Wednesday, March 28, 2007

Lies, damned lies and polar bear statistics

Here is just another example of how difficult it is to get hard, definitive information on global warming and related issues.
The Globe and Mail's Margaret Wente was the goad, as she so often is, with her bald statement that polar bears are not threatened or suffering from climate change at all, but on the contrary are thriving and increasing in numbers.
That sounded wrong to me (as Ms. Wente's claims so often do), particularly as I remember a previous column of hers from some months ago where she made similar claims, based on the fact that, when she visited Churchill, Manitoba, there seemed to be lots of white bears around.

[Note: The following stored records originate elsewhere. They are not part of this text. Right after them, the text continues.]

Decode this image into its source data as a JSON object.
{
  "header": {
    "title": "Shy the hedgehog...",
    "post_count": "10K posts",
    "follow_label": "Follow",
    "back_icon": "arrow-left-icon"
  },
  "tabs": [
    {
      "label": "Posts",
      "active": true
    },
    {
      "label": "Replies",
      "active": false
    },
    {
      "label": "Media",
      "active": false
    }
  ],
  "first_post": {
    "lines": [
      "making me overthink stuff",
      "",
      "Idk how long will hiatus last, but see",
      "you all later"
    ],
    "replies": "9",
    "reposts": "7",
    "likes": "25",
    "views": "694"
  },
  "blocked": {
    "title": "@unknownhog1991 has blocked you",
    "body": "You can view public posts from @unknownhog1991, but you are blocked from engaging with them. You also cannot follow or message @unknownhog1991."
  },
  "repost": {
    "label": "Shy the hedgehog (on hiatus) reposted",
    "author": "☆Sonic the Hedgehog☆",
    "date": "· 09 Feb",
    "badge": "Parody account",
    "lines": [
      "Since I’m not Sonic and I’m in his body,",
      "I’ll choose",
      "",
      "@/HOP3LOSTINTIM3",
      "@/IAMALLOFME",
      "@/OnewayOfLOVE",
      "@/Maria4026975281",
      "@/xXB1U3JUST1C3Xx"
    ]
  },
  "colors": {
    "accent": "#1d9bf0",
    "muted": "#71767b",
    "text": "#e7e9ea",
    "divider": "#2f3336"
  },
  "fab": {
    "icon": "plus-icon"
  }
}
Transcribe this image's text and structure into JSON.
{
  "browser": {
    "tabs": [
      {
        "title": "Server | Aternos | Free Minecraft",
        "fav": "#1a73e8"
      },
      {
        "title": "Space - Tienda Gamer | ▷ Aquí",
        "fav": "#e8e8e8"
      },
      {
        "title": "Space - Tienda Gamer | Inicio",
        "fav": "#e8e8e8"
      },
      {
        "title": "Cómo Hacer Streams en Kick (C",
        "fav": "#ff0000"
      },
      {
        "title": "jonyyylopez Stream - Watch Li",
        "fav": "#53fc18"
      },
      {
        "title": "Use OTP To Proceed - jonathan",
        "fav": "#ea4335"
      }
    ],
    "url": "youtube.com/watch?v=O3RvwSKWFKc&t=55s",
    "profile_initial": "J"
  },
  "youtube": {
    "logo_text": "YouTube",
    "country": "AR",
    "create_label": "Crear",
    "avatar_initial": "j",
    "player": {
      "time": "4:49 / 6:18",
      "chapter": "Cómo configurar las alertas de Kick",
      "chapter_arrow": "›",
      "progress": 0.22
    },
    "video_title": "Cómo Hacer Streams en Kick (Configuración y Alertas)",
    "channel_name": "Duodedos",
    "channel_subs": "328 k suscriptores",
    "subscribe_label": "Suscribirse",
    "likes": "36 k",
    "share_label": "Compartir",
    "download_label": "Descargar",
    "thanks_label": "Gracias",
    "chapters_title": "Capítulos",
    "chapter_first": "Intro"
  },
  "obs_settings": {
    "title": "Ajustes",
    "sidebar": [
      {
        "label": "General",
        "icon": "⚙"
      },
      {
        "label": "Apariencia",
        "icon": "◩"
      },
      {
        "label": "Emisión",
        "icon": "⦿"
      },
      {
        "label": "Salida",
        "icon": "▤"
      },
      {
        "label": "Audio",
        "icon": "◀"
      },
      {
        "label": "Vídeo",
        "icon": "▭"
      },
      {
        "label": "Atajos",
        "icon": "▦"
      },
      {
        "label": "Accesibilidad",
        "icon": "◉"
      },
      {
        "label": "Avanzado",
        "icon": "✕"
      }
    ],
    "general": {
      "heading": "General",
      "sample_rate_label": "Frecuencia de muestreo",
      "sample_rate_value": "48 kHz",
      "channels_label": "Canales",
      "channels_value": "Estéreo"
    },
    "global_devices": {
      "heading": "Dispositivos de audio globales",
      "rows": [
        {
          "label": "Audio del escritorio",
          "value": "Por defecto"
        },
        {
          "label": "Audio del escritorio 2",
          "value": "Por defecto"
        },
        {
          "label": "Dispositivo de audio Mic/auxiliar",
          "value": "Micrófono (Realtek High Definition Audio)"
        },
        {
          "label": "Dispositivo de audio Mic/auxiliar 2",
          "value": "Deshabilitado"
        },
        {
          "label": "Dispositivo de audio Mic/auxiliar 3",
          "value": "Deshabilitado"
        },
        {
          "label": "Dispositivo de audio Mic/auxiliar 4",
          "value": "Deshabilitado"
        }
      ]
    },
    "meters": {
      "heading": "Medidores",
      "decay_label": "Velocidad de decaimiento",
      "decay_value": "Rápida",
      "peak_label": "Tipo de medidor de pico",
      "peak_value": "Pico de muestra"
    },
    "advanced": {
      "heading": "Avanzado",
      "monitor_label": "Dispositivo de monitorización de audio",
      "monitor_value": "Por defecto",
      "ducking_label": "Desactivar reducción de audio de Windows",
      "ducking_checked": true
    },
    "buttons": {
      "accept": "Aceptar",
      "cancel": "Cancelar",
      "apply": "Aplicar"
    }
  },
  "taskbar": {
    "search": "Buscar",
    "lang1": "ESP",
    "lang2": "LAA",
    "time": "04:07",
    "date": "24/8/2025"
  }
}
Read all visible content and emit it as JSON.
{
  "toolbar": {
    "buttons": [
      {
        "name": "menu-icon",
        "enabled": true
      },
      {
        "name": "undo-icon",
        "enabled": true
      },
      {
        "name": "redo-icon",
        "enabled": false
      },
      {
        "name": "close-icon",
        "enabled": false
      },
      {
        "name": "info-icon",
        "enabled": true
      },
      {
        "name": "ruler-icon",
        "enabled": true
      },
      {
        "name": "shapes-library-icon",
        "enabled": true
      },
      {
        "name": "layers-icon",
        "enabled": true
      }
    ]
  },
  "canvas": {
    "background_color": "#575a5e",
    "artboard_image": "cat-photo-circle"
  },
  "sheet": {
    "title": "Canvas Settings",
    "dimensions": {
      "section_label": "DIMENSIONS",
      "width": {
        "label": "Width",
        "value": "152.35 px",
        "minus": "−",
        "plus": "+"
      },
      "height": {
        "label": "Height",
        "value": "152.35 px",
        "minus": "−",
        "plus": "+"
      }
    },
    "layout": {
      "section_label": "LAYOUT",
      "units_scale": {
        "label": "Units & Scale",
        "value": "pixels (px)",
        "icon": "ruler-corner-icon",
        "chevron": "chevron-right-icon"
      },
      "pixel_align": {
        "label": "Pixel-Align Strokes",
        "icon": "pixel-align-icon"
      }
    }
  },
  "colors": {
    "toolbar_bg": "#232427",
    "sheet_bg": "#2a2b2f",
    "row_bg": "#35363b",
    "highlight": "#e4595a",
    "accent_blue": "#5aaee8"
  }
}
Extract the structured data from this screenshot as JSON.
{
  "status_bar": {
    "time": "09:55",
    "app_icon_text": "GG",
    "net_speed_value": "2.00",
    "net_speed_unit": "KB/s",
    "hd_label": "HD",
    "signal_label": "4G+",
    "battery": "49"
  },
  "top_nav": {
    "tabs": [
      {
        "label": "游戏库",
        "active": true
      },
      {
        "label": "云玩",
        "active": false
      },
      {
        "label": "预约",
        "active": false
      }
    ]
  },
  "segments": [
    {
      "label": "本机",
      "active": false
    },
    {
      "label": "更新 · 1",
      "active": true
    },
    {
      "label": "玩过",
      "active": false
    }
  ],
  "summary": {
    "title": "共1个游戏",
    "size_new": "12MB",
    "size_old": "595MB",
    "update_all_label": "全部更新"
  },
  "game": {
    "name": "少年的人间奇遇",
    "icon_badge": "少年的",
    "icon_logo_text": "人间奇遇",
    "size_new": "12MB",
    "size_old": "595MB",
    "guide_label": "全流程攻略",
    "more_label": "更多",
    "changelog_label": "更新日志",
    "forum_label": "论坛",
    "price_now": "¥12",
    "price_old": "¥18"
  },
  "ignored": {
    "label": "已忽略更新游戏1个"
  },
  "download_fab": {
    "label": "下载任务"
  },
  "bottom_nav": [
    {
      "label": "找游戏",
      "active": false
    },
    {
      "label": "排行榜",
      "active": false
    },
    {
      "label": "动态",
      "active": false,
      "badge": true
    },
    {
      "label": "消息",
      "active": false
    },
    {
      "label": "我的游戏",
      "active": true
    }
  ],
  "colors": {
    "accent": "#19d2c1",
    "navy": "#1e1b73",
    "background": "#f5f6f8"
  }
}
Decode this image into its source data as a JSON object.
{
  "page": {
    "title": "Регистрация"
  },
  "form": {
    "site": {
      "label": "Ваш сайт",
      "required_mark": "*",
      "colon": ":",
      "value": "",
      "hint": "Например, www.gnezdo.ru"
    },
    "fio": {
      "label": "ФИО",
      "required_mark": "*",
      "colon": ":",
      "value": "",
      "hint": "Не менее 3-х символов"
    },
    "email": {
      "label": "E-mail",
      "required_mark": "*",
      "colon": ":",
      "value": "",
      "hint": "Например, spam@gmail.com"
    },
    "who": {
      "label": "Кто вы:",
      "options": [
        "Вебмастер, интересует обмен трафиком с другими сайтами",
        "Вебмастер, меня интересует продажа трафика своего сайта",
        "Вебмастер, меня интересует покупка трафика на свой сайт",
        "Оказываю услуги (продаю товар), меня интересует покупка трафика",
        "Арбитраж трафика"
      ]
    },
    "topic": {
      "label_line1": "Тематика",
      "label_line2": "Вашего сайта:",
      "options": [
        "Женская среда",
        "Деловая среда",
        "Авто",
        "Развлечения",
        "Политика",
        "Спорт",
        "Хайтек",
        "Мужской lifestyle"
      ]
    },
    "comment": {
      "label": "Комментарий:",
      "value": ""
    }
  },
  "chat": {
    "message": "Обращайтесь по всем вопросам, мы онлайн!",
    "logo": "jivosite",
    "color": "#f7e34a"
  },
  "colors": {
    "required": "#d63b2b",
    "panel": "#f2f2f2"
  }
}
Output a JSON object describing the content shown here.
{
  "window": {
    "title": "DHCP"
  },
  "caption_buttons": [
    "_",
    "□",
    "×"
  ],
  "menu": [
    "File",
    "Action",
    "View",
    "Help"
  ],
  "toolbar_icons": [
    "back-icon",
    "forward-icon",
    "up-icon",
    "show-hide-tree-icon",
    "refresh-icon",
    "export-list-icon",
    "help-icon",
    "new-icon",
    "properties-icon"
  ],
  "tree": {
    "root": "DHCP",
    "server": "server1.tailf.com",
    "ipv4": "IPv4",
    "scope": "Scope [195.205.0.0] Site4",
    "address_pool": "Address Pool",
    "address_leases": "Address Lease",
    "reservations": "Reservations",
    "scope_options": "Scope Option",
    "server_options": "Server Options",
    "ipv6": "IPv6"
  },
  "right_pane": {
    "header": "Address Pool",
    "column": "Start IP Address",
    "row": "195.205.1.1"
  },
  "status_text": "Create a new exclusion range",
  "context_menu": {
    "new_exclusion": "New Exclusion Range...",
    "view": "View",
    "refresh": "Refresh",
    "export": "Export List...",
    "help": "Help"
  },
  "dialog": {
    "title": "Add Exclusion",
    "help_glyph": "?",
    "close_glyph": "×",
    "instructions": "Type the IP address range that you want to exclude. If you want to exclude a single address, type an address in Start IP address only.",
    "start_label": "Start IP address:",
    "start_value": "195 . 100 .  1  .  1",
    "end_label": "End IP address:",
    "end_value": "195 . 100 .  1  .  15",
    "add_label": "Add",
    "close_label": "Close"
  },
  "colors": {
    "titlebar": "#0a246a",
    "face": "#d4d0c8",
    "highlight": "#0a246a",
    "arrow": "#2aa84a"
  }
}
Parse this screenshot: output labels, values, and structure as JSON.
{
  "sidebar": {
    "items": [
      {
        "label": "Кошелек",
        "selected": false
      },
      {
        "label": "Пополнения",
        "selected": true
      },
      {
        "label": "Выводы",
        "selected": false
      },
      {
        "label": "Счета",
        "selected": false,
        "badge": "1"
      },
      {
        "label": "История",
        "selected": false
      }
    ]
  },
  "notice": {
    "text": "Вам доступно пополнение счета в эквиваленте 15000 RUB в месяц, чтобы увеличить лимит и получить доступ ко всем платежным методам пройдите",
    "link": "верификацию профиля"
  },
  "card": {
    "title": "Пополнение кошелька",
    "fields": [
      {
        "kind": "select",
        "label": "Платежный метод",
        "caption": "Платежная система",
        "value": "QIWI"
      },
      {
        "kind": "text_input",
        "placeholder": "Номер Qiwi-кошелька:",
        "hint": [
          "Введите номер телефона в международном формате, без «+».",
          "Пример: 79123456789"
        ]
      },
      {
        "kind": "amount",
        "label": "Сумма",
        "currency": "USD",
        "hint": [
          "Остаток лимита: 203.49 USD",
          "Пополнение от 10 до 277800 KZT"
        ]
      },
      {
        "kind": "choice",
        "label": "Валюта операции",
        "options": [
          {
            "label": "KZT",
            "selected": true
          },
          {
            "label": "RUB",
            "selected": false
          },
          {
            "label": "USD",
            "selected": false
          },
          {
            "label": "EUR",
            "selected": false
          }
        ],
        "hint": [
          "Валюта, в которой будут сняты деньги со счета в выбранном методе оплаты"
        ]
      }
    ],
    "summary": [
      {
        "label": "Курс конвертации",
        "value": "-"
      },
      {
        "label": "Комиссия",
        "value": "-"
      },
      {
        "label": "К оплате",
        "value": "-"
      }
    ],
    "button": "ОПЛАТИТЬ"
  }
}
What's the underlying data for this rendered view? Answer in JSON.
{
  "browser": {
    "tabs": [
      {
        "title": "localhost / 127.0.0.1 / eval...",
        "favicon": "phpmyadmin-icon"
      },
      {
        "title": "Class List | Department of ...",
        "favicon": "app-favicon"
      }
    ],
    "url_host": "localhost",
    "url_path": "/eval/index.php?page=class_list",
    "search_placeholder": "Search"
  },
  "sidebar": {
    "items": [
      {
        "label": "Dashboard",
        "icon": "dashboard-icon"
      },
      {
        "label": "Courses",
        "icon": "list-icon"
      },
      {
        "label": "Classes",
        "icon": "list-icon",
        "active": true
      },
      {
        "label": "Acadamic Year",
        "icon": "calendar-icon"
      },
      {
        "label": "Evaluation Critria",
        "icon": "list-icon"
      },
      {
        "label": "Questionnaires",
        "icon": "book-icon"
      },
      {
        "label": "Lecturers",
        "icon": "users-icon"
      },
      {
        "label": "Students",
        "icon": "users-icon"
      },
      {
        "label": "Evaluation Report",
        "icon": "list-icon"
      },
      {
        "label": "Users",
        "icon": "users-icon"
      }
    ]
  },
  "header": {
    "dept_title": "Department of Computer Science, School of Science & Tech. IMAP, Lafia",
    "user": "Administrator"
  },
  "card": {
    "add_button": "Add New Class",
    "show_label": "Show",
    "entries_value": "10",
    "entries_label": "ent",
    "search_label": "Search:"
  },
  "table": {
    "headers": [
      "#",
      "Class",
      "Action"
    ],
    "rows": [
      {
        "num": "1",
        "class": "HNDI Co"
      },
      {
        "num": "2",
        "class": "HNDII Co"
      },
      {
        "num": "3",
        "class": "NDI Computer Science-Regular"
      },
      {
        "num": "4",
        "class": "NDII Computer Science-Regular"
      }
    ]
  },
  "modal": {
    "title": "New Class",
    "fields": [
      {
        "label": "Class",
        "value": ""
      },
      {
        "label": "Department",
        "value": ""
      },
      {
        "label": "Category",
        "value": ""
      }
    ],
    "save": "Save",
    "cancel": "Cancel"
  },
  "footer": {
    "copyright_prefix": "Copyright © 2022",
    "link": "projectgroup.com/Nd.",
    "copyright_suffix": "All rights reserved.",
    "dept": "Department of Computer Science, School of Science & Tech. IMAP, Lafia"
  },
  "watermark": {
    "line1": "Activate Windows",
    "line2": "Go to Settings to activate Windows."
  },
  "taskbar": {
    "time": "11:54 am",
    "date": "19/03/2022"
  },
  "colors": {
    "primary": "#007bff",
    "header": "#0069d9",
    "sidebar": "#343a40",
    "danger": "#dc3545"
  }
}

So, I thought I would check up on the facts, only to discover that it is not quite as simple as either I (or Ms. Wente) thought.
I can understand that, if the sea ice flows (their normal hunting grounds) are smaller or breaking up, more bears are likely to be seen on land, but I wanted some convincing evidence that the overall populations are increasing or decreasing.
A quick Google search revealed a whole heap of contradictory results, several claiming that polar bears are suffering badly, and several assuring exactly the opposite. Most of them (on both sides) did not seem to be based on any hard evidence.
I delved further, and possibly the most convincing and detailed analysis I could find was by the World Wildlife Fund. Although they are admittedly not exactly impartial, they are at least reputable and their analysis seems to be based mainly on the latest report by the Polar Bear Specialist Group of the World Conservation Union ( a dense and turgid report which seemed to go out of its way NOT to give any easily digestible overall conclusions).
What seems indisputable is that there are 19 populations of polar bears in the Arctic, (in Canada, Alaska, Russia, Norway and Greenland), 13 of which are either wholly or partially in Canada, mainly in the Northwest Territories. Clearly it is a mite tricky keeping track of these critters, given their habitat and their habits, but the best current estimate of total numers is 20,000-25,000 (which leaves a fair margin for error), of which about two-thirds are in Canada.
The WWF website goes on to list the estimates for the Canadian populations, with recorded dates varying between 1986 and 2006, and a Status, Trend and Estimated Risk of Decline for each, which is where things start to get a little muddled. The table suggests that 2 populations are severely reduced from historic levels, 4 reduced, 6 "not reduced" (presumably a euphemism for "increased") and 1 "data deficient"(?).
The WWF's summary, however, interprets this as 5 declining, 5 stable and 1 unknown ("for the 11 populations not known to be severely reduced from historic levels"). This almost seems to be deliberate obfuscation, and frankly I am not much wiser now than I was before.
It seems pretty clear than some populations are declining and some are increasing, but whether that just means that they are moving around more, and whether the overall population is waxing or waning (or neither) from, say, 20 or 30 years ago, I still have no idea.